A few years ago, he found his friend dead alone under the Gold Creek Bridge where they both slept. He knows what it’s like to tap someone on the shoulder and realize they are gone.
To relieve his feeling of guilt about having a home now, the first thing Wheaton did when he was discharged from Bartlett was take a cab to the Juneau Coalition on Housing and Homelessness. He asked if they needed any volunteers.
These days, Wheaton spends his time volunteering, letting his homeless friends know about the resources available to them. He hands them socks — something he knows to be especially critical during winter nights — and tells them about his journey.
“People want help, they just have to find a place like this to start out,” he said.
He’s also celebrating nearly one month of sobriety and looks forward to turning 60. It’s a milestone he said he might not have seen if his perforated ulcers took over his body while he was on the street. He said he wouldn’t have realized he was bleeding on the inside and maybe no one else would have either.

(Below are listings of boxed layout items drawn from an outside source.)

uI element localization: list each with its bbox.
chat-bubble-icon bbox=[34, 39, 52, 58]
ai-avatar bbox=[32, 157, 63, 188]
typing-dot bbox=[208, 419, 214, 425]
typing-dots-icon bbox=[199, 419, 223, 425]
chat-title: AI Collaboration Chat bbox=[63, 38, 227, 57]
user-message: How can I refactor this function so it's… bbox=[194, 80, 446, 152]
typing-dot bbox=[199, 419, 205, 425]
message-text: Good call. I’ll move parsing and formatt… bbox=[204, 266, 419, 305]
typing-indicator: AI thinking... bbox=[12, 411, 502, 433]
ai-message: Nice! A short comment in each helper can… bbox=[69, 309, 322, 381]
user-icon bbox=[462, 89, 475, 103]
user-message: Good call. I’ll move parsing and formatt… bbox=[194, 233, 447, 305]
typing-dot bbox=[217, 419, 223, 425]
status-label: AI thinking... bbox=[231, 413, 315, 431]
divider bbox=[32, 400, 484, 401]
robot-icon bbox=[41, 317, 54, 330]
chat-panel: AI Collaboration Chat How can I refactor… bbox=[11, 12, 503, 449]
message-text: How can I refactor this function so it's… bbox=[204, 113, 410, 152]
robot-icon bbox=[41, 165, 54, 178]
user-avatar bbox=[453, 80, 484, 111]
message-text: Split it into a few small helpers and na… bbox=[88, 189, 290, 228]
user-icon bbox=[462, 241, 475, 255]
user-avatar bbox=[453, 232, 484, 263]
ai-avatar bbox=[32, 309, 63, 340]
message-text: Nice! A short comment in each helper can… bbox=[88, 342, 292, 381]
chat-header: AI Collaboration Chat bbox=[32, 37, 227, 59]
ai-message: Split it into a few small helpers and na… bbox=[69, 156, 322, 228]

“I’m going to see what kind of difference I can make now that I have my place and (volunteer with the homeless coalition),” Wheaton said. “I have a lot of ideas. My first was giving Bartlett a pizza.”
• Contact reporter Paula Ann Solis at 523-2272 or at paula.solis@juneauempire.com.
Correction/clarification: Due to an editing error, the Empire erroneously identified the Glory Hole outreach coordinator as Travis Kellar. His name is Trevor Kellar. This article has also been updated to clarify that the Glory Hole provides free emergency housing as part of its shelter mission, and that the no-alcohol policy prohibits anyone with 0.10 percent alcohol on his or her breath from spending the night there.